Men and women are different by God’s design. We think differently from each other. Our major needs are different. God created us with significantly different natures. We need to accept this fact and not allow our minds to be deceived by the lie that there is someone of the opposite sex who is just like us.
I am amused when I see commercials on television about websites that offer single people an opportunity to find their ideal partner. Now, even though I hope everyone finds a compatible spouse, it is unrealistic to think that you’re going to find someone just like you.
Up until now you may have viewed your differences as a curse rather than a blessing. I want to help you be thankful for differences. That’s right; the differences between you and your spouse are actually something you should celebrate.
A man I once counseled discovered that truth after thirty years of marriage. He had never experienced an ounce of intimacy with his wife until they began to work on the problem. They made real progress and this is what he told me. “We’ve now gone through three levels in our relationship. In the first one, we totally rejected each other’s differences. Then for about fifteen years we tolerated each other’s differences.
Recently, I’ve come to understand that we can celebrate each other’s differences. I am ashamed to say it has taken me thirty years of marriage to learn this. Finally, I have come to the place I can look at her and say, ‘Thank God for the differences in my wife.’”
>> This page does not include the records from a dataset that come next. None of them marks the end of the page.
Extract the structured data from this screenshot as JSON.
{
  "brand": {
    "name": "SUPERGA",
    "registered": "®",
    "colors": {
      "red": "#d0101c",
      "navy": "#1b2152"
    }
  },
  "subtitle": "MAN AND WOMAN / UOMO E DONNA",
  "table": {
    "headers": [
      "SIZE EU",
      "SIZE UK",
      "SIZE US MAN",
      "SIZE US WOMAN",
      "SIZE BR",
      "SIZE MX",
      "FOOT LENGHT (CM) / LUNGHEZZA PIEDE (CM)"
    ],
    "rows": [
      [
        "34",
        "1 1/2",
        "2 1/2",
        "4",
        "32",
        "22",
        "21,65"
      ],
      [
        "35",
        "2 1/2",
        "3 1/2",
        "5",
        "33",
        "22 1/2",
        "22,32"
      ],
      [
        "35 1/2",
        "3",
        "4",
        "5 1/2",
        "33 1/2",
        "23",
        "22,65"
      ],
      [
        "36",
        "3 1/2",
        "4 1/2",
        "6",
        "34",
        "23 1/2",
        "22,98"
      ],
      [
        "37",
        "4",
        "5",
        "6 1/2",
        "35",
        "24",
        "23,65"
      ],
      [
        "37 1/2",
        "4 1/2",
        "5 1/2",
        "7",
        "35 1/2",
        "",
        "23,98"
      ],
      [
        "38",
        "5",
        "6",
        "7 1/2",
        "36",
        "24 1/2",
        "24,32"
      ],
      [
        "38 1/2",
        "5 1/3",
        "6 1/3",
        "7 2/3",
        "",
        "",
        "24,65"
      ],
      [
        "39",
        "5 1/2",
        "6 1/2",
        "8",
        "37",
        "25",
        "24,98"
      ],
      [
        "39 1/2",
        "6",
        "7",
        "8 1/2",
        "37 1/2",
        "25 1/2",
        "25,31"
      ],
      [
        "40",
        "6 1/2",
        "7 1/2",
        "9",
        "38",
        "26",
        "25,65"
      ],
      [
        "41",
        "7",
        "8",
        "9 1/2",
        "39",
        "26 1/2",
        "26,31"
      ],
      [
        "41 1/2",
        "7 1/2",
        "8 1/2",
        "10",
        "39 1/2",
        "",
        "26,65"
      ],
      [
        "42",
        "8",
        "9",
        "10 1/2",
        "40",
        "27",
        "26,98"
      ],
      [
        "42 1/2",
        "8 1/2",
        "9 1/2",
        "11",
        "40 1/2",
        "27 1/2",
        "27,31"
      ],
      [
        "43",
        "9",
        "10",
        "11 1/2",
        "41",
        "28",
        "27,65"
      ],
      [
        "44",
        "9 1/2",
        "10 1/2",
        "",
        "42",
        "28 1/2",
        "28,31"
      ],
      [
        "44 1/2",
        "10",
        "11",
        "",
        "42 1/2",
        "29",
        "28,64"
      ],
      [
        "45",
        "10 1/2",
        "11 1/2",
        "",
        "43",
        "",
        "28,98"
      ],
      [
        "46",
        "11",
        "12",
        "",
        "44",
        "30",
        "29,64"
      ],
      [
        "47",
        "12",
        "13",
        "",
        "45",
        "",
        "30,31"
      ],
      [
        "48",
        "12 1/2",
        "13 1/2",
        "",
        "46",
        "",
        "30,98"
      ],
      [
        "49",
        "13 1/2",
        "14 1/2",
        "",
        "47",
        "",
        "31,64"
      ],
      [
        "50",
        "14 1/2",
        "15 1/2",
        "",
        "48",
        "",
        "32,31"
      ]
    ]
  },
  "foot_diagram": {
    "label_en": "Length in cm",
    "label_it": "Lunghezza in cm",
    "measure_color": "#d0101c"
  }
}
Knowing how to celebrate the differences in your spouse will make all the difference in your relationship. And here’s an important key: friends do celebrate their differences.
They enjoy the fact that one person has a gift or a skill they don’t have, or that one person sees things from a different perspective than they do. That’s the way best friends are.
So count your spouse as your best friend. Know that your differences can be dynamic rather than dangerous in your relationship.
Talk It Out | What are some of the gifts or skills your spouse has that you don’t have? Express your appreciation for the strengths you see in your spouse, and talk about ways you can appreciate and celebrate your differences.
Walk It Out | One morning this week, start your day with a date. Wake up early and go to breakfast together.